We might never get back to what we once called and refer to as 'normal' again - I think that will be a good thing.

However, I am also aware that as people have sourced their spiritual support via technology in many areas other than from their own Parish (World shrines, notable Churches, language orientated liturgies, Charismatic / Latin Mass / Extraordinary Form masses etc.) I am therefore conscious that I cannot assume we have all made the journey together, as a Parish, in fact the fragmentation of our now diverse communities might have simply become more evident, or returned to their ‘default’ position, requiring some presentation of what journey has been made, if only in my understanding at this stage, and hoping for a ‘common’ ownership if that is at all possible.

We have for some time been in the ‘pick-and-mix’ world when it comes to the ‘spiritual’ – I wonder if we will become even more intrenched in a privatised form of Catholic practice whereby, when I can’t get to mass (and for increasingly less urgent reasons) I can simply ‘tune in’ to Fr X, Parish Y, shrine Z and make my spiritual communion, satisfying myself that I have fulfilled my obligation. Maybe ‘Lockdown’ has unlocked that gene from the lamp for ever.

This will need more reflection, as part of the reflection of the whole experience, so that the appropriate adjustments can be made at a practical, pastoral, spiritual and technological level.
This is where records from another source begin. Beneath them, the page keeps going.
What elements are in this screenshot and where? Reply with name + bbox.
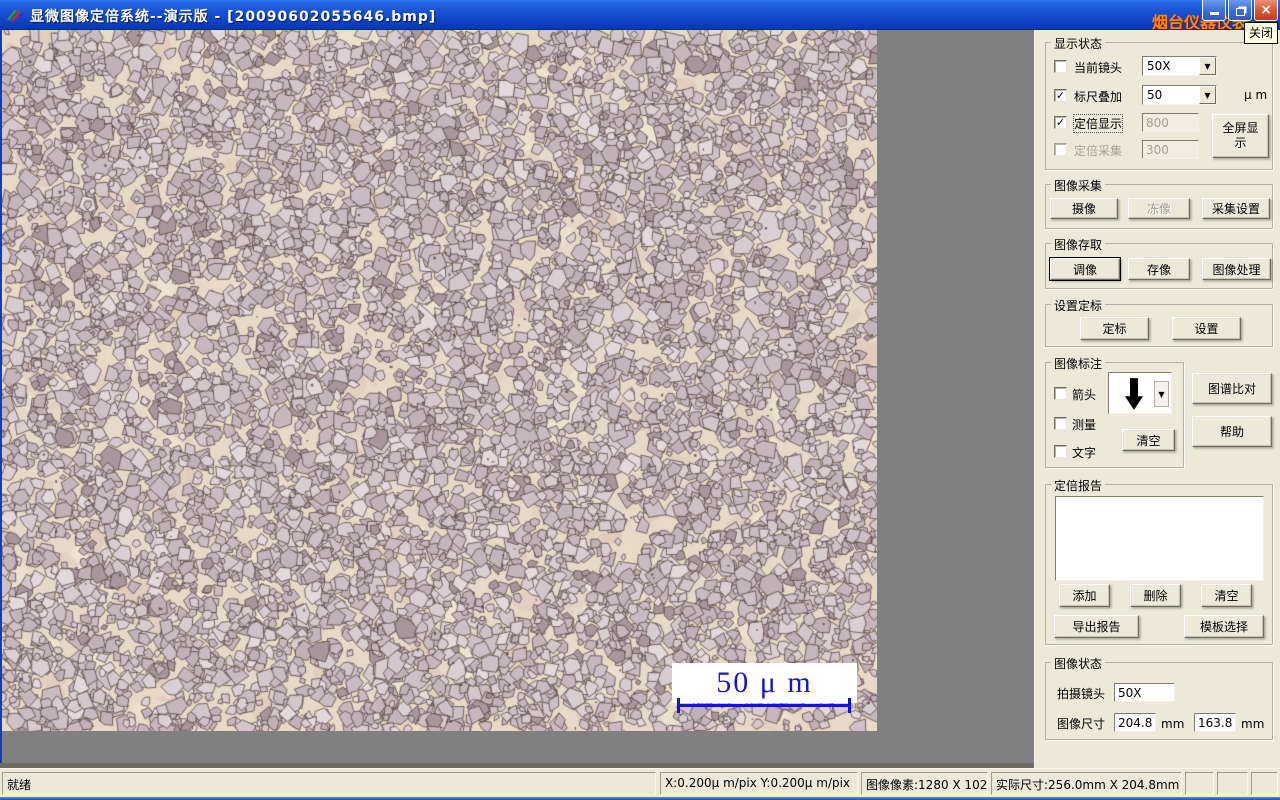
ruler-value: 50 bbox=[1147, 88, 1163, 102]
fixed-display-label: 定倍显示 bbox=[1072, 114, 1124, 133]
text-checkbox[interactable] bbox=[1054, 445, 1067, 458]
atlas-compare-button[interactable]: 图谱比对 bbox=[1192, 373, 1272, 404]
group-calibration: 设置定标 定标 设置 bbox=[1045, 297, 1273, 347]
text-label: 文字 bbox=[1072, 446, 1097, 460]
capture-lens-value: 50X bbox=[1114, 683, 1175, 702]
report-delete-button[interactable]: 删除 bbox=[1130, 584, 1181, 607]
report-listbox[interactable] bbox=[1055, 496, 1264, 581]
scale-bar-line bbox=[677, 704, 851, 707]
check-icon: ✓ bbox=[1055, 88, 1066, 102]
group-image-capture-title: 图像采集 bbox=[1051, 177, 1106, 194]
group-image-storage: 图像存取 调像 存像 图像处理 bbox=[1045, 236, 1273, 289]
scale-bar-tick-left bbox=[677, 698, 680, 713]
check-icon: ✓ bbox=[1055, 115, 1066, 129]
group-report-title: 定倍报告 bbox=[1051, 477, 1106, 494]
template-select-button[interactable]: 模板选择 bbox=[1184, 615, 1264, 638]
image-height-unit: mm bbox=[1241, 717, 1265, 731]
minimize-button[interactable] bbox=[1202, 0, 1226, 21]
image-width-unit: mm bbox=[1161, 717, 1185, 731]
capture-settings-button[interactable]: 采集设置 bbox=[1202, 198, 1270, 219]
export-report-button[interactable]: 导出报告 bbox=[1054, 615, 1139, 638]
arrow-label: 箭头 bbox=[1072, 388, 1097, 402]
restore-icon bbox=[1235, 8, 1245, 16]
current-lens-checkbox[interactable] bbox=[1054, 60, 1067, 73]
statusbar-actual-size: 实际尺寸:256.0mm X 204.8mm bbox=[991, 772, 1182, 795]
fixed-display-input: 800 bbox=[1142, 113, 1199, 132]
close-button[interactable]: × bbox=[1254, 0, 1278, 21]
scale-bar-text: 50 μ m bbox=[716, 666, 813, 699]
statusbar-empty-2 bbox=[1217, 772, 1248, 795]
micrograph-image[interactable] bbox=[2, 30, 877, 731]
group-image-capture: 图像采集 摄像 冻像 采集设置 bbox=[1045, 177, 1273, 229]
close-tooltip: 关闭 bbox=[1244, 22, 1279, 44]
statusbar-ready: 就绪 bbox=[2, 772, 656, 795]
current-lens-label: 当前镜头 bbox=[1074, 61, 1123, 75]
fixed-capture-checkbox bbox=[1054, 143, 1067, 156]
fixed-capture-input: 300 bbox=[1142, 140, 1199, 159]
freeze-button: 冻像 bbox=[1128, 198, 1190, 219]
status-bar: 就绪 X:0.200μ m/pix Y:0.200μ m/pix 图像像素:12… bbox=[0, 768, 1280, 797]
help-button[interactable]: 帮助 bbox=[1192, 416, 1272, 447]
image-process-button[interactable]: 图像处理 bbox=[1202, 258, 1271, 280]
statusbar-image-pixels: 图像像素:1280 X 1024 bbox=[861, 772, 988, 795]
calibrate-button[interactable]: 定标 bbox=[1080, 317, 1149, 340]
micrograph-viewport[interactable]: 50 μ m bbox=[2, 30, 877, 731]
window-title: 显微图像定倍系统--演示版 - [20090602055646.bmp] bbox=[30, 9, 437, 25]
image-height-value: 163.8 bbox=[1194, 713, 1236, 732]
title-bar: 显微图像定倍系统--演示版 - [20090602055646.bmp] 烟台仪… bbox=[0, 0, 1280, 30]
group-annotation-title: 图像标注 bbox=[1051, 355, 1106, 372]
current-lens-select[interactable]: 50X ▼ bbox=[1142, 56, 1217, 76]
group-calibration-title: 设置定标 bbox=[1051, 297, 1106, 314]
group-display-status-title: 显示状态 bbox=[1051, 35, 1106, 52]
image-size-label: 图像尺寸 bbox=[1057, 717, 1106, 731]
app-icon bbox=[6, 9, 24, 23]
arrow-style-picker[interactable]: ▼ bbox=[1108, 372, 1172, 414]
chevron-down-icon[interactable]: ▼ bbox=[1154, 381, 1169, 407]
ruler-overlay-label: 标尺叠加 bbox=[1074, 90, 1123, 104]
ruler-unit-label: μ m bbox=[1244, 88, 1268, 102]
down-arrow-icon bbox=[1124, 378, 1144, 410]
fixed-capture-label: 定倍采集 bbox=[1074, 144, 1123, 158]
report-clear-button[interactable]: 清空 bbox=[1201, 584, 1252, 607]
fixed-display-checkbox[interactable]: ✓ bbox=[1054, 116, 1067, 129]
calibration-setup-button[interactable]: 设置 bbox=[1172, 317, 1241, 340]
group-image-storage-title: 图像存取 bbox=[1051, 236, 1106, 253]
minimize-icon bbox=[1209, 12, 1219, 15]
fullscreen-button[interactable]: 全屏显示 bbox=[1212, 114, 1269, 158]
annotation-clear-button[interactable]: 清空 bbox=[1122, 429, 1175, 451]
group-image-status: 图像状态 拍摄镜头 50X 图像尺寸 204.8 mm 163.8 mm bbox=[1045, 655, 1273, 740]
statusbar-empty-3 bbox=[1251, 772, 1278, 795]
close-icon: × bbox=[1260, 2, 1272, 18]
measure-label: 测量 bbox=[1072, 418, 1097, 432]
scale-bar-label-box: 50 μ m bbox=[672, 663, 857, 703]
camera-button[interactable]: 摄像 bbox=[1050, 198, 1118, 219]
current-lens-value: 50X bbox=[1147, 59, 1171, 73]
report-add-button[interactable]: 添加 bbox=[1059, 584, 1110, 607]
group-report: 定倍报告 添加 删除 清空 导出报告 模板选择 bbox=[1045, 477, 1273, 645]
save-image-button[interactable]: 存像 bbox=[1128, 258, 1190, 280]
statusbar-pixel-scale: X:0.200μ m/pix Y:0.200μ m/pix bbox=[660, 772, 858, 795]
image-width-value: 204.8 bbox=[1114, 713, 1156, 732]
control-panel: 显示状态 当前镜头 50X ▼ ✓ 标尺叠加 50 ▼ μ m ✓ 定倍显示 8… bbox=[1034, 30, 1280, 768]
capture-lens-label: 拍摄镜头 bbox=[1057, 687, 1106, 701]
ruler-overlay-checkbox[interactable]: ✓ bbox=[1054, 89, 1067, 102]
arrow-checkbox[interactable] bbox=[1054, 387, 1067, 400]
statusbar-empty-1 bbox=[1185, 772, 1214, 795]
load-image-button[interactable]: 调像 bbox=[1049, 257, 1121, 281]
restore-button[interactable] bbox=[1228, 0, 1252, 21]
chevron-down-icon[interactable]: ▼ bbox=[1199, 57, 1216, 75]
group-display-status: 显示状态 当前镜头 50X ▼ ✓ 标尺叠加 50 ▼ μ m ✓ 定倍显示 8… bbox=[1045, 35, 1273, 170]
ruler-value-select[interactable]: 50 ▼ bbox=[1142, 85, 1217, 105]
group-annotation: 图像标注 箭头 ▼ 测量 清空 文字 bbox=[1045, 355, 1184, 468]
chevron-down-icon[interactable]: ▼ bbox=[1199, 86, 1216, 104]
scale-bar-tick-right bbox=[848, 698, 851, 713]
measure-checkbox[interactable] bbox=[1054, 417, 1067, 430]
group-image-status-title: 图像状态 bbox=[1051, 655, 1106, 672]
Prof Stephen Bullivant, author of; Mass Exodus: Catholic Disaffiliation in Britain and America, has already offered some reflection on this in The Tablet of the 14th May, citing the impact of the deaths our parishes would have experienced, possible non return of immigrants, fear of returning and decline of income. While I agree with his observations, the opening of churches for private prayer has highlighted another area that has been exposed; with the 70’s and over still described in Government advice, as “being in a more vulnerable position” than those younger, the availability of younger people in simply not there in huge numbers. This is not because there aren’t any, but because they are working and are simply not available.

This raises interesting issues for the future. The very group the church is wanting to attract and engage in collaborative ministry are not free to commit in the same way their forebears did. And when they retire, as is the case with those recently retired, they will be and are looking after their parents and grandchildren.

This has interesting consequences for attempts at broadening the base of lay leadership in the future.

Image: Fr Cecil celebrates Mass via live stream.